Obama’s African American critics, therefore, may be missing the point when they focus on the ills that persist among poor Black people despite anything Obama has done while in office. Black baby boomers, in particular, defend the president’s legacy because they believe it is too significant to risk undermining. It is a strong affirmation of the civic hope and confidence that America is certainly moving toward justice, however far off it may be.

Pride in the First Family is palpable. The Obamas have become a symbol of assurance that Black people, after all, are as much an integral part of America as any other group. MLK and Barack Obama occupy different places history, with different missions. However, the reverence with which they are held among black people is rooted in the hope that America is capable of perfecting itself.

And if Dr. King is right in saying “the moral arc of the universe is long, but it bends towards justice”, Barack Obama has become an icon of the struggle toward national perfection. He will be remembered not so much for his specific accomplishments during his time in office; not for the fact that he transformed the aims and functions of government; but for holding the office at all—an office (the most powerful in the world) that was so evidently reserved for white men.

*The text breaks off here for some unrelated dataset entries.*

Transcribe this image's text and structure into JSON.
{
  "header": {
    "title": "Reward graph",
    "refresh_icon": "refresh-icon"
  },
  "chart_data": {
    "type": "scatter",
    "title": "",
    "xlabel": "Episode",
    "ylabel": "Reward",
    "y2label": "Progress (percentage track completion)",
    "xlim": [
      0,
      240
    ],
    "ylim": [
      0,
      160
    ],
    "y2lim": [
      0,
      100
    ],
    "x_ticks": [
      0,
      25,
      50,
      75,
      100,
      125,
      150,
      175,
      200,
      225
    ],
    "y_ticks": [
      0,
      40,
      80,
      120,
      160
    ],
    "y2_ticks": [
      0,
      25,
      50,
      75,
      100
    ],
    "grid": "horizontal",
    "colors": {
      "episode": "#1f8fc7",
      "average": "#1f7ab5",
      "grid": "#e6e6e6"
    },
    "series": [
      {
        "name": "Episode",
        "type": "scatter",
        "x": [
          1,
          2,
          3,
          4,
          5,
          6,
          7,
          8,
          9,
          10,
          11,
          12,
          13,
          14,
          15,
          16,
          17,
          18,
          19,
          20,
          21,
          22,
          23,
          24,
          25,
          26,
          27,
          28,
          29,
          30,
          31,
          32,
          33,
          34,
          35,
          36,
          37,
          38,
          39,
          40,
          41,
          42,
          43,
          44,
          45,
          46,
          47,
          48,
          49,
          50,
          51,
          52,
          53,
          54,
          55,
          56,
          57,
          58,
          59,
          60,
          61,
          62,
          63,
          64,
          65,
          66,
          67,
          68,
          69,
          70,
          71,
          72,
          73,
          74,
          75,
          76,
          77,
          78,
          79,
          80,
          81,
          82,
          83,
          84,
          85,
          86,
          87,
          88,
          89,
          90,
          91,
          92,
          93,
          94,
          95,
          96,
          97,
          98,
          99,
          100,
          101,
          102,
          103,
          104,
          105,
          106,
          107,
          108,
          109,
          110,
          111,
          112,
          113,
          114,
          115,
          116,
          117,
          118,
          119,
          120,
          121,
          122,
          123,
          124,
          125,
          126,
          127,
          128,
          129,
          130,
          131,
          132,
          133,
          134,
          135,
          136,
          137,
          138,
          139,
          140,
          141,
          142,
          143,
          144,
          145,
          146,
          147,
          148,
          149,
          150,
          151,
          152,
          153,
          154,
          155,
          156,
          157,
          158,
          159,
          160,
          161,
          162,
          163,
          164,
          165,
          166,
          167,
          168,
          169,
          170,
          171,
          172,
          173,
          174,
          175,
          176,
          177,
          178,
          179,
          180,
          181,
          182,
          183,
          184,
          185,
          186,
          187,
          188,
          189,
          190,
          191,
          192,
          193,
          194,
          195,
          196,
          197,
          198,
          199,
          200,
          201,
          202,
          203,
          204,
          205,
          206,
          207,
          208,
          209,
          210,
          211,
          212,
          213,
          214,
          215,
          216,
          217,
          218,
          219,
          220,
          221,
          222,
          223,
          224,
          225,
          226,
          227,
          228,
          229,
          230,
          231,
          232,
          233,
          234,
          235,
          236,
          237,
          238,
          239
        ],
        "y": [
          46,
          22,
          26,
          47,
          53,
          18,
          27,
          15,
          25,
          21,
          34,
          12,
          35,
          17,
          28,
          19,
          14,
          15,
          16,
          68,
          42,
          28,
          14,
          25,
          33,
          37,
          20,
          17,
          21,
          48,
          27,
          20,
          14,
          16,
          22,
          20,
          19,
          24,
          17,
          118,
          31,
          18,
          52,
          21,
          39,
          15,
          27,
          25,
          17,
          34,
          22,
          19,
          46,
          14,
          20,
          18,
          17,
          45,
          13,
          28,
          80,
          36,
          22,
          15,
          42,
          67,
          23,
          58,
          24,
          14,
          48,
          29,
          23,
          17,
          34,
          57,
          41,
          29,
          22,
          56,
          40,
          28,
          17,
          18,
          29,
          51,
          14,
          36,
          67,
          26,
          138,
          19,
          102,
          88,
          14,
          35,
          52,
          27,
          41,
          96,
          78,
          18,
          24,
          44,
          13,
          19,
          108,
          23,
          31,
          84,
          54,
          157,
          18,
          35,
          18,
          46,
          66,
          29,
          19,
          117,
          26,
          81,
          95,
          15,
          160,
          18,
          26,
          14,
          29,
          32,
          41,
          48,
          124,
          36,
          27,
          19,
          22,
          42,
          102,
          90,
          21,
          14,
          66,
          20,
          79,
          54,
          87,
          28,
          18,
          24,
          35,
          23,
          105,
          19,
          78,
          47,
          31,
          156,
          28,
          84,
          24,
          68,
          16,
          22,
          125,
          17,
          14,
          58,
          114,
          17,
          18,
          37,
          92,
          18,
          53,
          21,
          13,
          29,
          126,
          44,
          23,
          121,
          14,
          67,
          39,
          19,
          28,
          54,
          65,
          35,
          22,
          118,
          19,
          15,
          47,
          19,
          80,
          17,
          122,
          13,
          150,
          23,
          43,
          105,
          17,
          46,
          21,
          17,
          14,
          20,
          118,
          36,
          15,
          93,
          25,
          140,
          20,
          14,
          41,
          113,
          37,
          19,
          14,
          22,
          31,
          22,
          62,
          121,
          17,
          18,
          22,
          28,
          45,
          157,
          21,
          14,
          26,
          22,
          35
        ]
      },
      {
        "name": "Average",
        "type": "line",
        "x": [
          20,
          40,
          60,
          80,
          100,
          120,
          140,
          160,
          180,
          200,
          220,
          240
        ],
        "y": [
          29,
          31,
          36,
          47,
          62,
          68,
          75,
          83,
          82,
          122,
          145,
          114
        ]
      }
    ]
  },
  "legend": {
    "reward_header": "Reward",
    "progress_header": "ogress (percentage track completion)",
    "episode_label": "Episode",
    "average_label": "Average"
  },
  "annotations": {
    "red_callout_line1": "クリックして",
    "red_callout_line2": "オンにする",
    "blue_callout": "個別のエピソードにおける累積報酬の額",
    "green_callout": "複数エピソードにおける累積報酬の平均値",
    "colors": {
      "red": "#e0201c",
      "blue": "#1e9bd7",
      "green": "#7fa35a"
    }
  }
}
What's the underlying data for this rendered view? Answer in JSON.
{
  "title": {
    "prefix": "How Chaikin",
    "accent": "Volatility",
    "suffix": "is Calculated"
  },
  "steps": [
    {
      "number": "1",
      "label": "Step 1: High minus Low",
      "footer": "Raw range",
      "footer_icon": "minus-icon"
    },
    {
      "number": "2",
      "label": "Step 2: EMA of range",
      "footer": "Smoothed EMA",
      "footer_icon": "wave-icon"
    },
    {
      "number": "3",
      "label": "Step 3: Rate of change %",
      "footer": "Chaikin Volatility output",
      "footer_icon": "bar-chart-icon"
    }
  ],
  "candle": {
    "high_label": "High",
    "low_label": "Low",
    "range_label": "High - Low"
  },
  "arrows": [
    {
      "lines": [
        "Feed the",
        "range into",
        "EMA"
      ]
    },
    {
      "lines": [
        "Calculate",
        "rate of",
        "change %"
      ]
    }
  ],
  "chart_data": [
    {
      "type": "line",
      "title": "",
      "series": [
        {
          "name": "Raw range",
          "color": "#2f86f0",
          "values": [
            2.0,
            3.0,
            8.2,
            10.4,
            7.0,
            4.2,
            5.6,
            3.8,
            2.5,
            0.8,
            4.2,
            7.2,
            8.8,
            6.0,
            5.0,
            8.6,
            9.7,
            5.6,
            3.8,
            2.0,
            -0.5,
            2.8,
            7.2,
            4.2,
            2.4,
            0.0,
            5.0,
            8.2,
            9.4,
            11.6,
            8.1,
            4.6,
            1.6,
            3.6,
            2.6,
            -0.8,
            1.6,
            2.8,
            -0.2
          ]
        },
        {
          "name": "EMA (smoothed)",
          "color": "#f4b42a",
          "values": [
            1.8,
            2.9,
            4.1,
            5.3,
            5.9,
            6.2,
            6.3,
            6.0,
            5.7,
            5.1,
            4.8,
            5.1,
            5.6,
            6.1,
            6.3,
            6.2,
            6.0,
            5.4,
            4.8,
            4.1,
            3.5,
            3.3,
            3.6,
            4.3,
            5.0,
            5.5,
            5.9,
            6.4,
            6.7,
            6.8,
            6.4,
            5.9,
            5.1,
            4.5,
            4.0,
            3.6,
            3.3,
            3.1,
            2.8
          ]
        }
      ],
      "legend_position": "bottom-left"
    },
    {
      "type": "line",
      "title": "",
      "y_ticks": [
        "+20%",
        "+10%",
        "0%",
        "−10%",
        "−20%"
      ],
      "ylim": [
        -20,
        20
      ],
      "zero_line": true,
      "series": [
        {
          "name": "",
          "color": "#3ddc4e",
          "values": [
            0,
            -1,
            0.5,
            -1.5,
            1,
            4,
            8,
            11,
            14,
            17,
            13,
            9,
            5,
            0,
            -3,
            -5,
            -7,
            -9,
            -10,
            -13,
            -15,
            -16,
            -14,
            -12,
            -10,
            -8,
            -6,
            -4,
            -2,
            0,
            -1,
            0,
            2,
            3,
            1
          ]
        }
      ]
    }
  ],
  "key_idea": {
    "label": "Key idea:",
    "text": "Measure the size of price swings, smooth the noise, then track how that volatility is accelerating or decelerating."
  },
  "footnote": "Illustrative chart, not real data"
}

African Americans doggedly hold out hope against hope that one day, in
the words of Langston Hughes,
“America was never America to me,
And yet I swear this oath—
America will be!

In the days ahead, though, this resolve will be tested, given the troubling turn the nation is taking as we face the dawn of the post-Obama years. If the lot of poor people and other marginalized groups turns out to be as bad as is feared, Dr. King’s latter-day conclusions about the protracted, systemic flaws that continue to infect the USA will certainly gain renewed currency.